Posted on September 24, 2016

Texas A&M University at Qatar and Maersk Oil Qatar recently launched a new Arabic podcast series for students called Engineering Works as part of their Dhia: Engineering Leaders partnership that promotes student engagement and participation in science, technology, engineering and mathematics (STEM) subjects.
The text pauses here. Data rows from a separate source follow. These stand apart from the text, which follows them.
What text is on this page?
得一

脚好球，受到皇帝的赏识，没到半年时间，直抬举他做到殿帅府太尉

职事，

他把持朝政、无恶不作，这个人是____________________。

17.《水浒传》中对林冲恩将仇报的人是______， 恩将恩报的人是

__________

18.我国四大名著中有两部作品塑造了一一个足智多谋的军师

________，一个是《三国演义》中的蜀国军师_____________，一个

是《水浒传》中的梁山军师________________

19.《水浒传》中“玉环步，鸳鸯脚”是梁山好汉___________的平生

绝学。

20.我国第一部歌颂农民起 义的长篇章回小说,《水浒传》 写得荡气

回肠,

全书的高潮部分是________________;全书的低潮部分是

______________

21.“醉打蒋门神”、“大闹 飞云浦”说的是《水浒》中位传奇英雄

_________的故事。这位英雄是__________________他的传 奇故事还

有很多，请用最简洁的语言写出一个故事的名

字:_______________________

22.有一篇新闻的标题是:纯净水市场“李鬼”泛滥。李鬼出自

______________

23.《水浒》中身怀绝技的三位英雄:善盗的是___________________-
Launched at Omar bin Al-Khattab Education Complex, the Engineering Works podcasts take a look at the little-known or whimsical side of engineering, and the creative ways engineering is used to make a difference in the world. The original podcast was developed by the College of Engineering at Texas A&M University in College Station, Texas, USA. Both classic and new episodes on a range of topics of interest to audiences in Qatar have been written and recorded in Arabic. The effort is part of the Dhia: Engineering Leaders initiative, a partnership between Texas A&M at Qatar and Maersk Oil Qatar that aims to attract Qatar’s best and brightest young minds to choose career paths in STEM and support the goals set out in the Qatar National Vision 2030.
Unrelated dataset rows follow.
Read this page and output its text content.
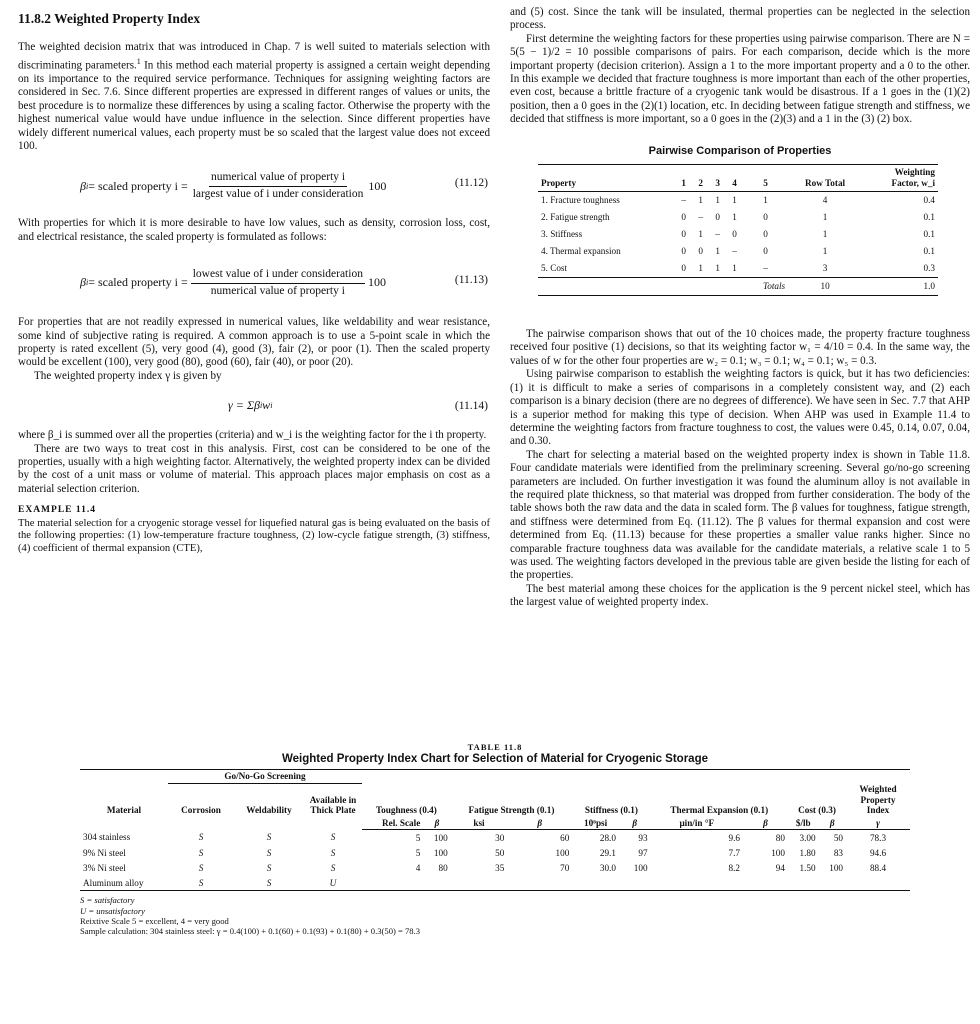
11.8.2 Weighted Property Index

The weighted decision matrix that was introduced in Chap. 7 is well suited to materials selection with discriminating parameters.$^1$ In this method each material property is assigned a certain weight depending on its importance to the required service performance. Techniques for assigning weighting factors are considered in Sec. 7.6. Since different properties are expressed in different ranges of values or units, the best procedure is to normalize these differences by using a scaling factor. Otherwise the property with the highest numerical value would have undue influence in the selection. Since different properties have widely different numerical values, each property must be so scaled that the largest value does not exceed 100.

β i = scaled property $i = \frac{\text{numerical value of property i}}{\text{largest value of i under consideration}} 100$	(11.12)

With properties for which it is more desirable to have low values, such as density, corrosion loss, cost, and electrical resistance, the scaled property is formulated as follows:

β i = scaled property $i = \frac{\text{lowest value of i under consideration}}{\text{numerical value of property i}} 100$	(11.13)

For properties that are not readily expressed in numerical values, like weldability and wear resistance, some kind of subjective rating is required. A common approach is to use a 5-point scale in which the property is rated excellent (5), very good (4), good (3), fair (2), or poor (1). Then the scaled property would be excellent (100), very good (80), good (60), fair (40), or poor (20).

The weighted property index γ is given by

γ = Σβ i w i	(11.14)

where β_i is summed over all the properties (criteria) and w_i is the weighting factor for the i th property.

There are two ways to treat cost in this analysis. First, cost can be considered to be one of the properties, usually with a high weighting factor. Alternatively, the weighted property index can be divided by the cost of a unit mass or volume of material. This approach places major emphasis on cost as a material selection criterion.

EXAMPLE 11.4

The material selection for a cryogenic storage vessel for liquefied natural gas is being evaluated on the basis of the following properties: (1) low-temperature fracture toughness, (2) low-cycle fatigue strength, (3) stiffness, (4) coefficient of thermal expansion (CTE),

and (5) cost. Since the tank will be insulated, thermal properties can be neglected in the selection process.

First determine the weighting factors for these properties using pairwise comparison. There are N = 5(5 − 1)/2 = 10 possible comparisons of pairs. For each comparison, decide which is the more important property (decision criterion). Assign a 1 to the more important property and a 0 to the other. In this example we decided that fracture toughness is more important than each of the other properties, even cost, because a brittle fracture of a cryogenic tank would be disastrous. If a 1 goes in the (1)(2) position, then a 0 goes in the (2)(1) location, etc. In deciding between fatigue strength and stiffness, we decided that stiffness is more important, so a 0 goes in the (2)(3) and a 1 in the (3) (2) box.

Pairwise Comparison of Properties
Property	1	2	3	4	5	Row Total	Weighting Factor, w_i
1. Fracture toughness	–	1	1	1	1	4	0.4
2. Fatigue strength	0	–	0	1	0	1	0.1
3. Stiffness	0	1	–	0	0	1	0.1
4. Thermal expansion	0	0	1	–	0	1	0.1
5. Cost	0	1	1	1	–	3	0.3
					Totals	10	1.0

The pairwise comparison shows that out of the 10 choices made, the property fracture toughness received four positive (1) decisions, so that its weighting factor w₁ = 4/10 = 0.4. In the same way, the values of w for the other four properties are w₂ = 0.1; w₃ = 0.1; w₄ = 0.1; w₅ = 0.3.

Using pairwise comparison to establish the weighting factors is quick, but it has two deficiencies: (1) it is difficult to make a series of comparisons in a completely consistent way, and (2) each comparison is a binary decision (there are no degrees of difference). We have seen in Sec. 7.7 that AHP is a superior method for making this type of decision. When AHP was used in Example 11.4 to determine the weighting factors from fracture toughness to cost, the values were 0.45, 0.14, 0.07, 0.04, and 0.30.

The chart for selecting a material based on the weighted property index is shown in Table 11.8. Four candidate materials were identified from the preliminary screening. Several go/no-go screening parameters are included. On further investigation it was found the aluminum alloy is not available in the required plate thickness, so that material was dropped from further consideration. The body of the table shows both the raw data and the data in scaled form. The β values for toughness, fatigue strength, and stiffness were determined from Eq. (11.12). The β values for thermal expansion and cost were determined from Eq. (11.13) because for these properties a smaller value ranks higher. Since no comparable fracture toughness data was available for the candidate materials, a relative scale 1 to 5 was used. The weighting factors developed in the previous table are given beside the listing for each of the properties.

The best material among these choices for the application is the 9 percent nickel steel, which has the largest value of weighted property index.

TABLE 11.8
Weighted Property Index Chart for Selection of Material for Cryogenic Storage
	Go/No-Go Screening													
Material	Corrosion	Weldability	Available in Thick Plate	Toughness (0.4)		Fatigue Strength (0.1)		Stiffness (0.1)		Thermal Expansion (0.1)		Cost (0.3)		Weighted Property Index
				Rel. Scale	β	ksi	β	10⁶psi	β	μin/in °F	β	$/lb	β	γ
304 stainless	S	S	S	5	100	30	60	28.0	93	9.6	80	3.00	50	78.3
9% Ni steel	S	S	S	5	100	50	100	29.1	97	7.7	100	1.80	83	94.6
3% Ni steel	S	S	S	4	80	35	70	30.0	100	8.2	94	1.50	100	88.4
Aluminum alloy	S	S	U											
S = satisfactory
U = unsatisfactory
Reixtive Scale 5 = excellent, 4 = very good
Sample calculation: 304 stainless steel: γ = 0.4(100) + 0.1(60) + 0.1(93) + 0.1(80) + 0.3(50) = 78.3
Dr. Fawzi Al Ajji, Education Relations Manager at Maersk Oil Qatar, said, “Through initiatives with leading local institutions like Texas A&M, Maersk Oil Qatar is delivering a significant and long-term legacy for Qatar in the field of STEM education. Innovative program content such as Engineering Works can play an important role in supporting students engage with STEM at an early age and inspire them to further pursue sciences. We hope that this new podcast series will bring both enjoyment and learning to thousands of school children across Qatar.”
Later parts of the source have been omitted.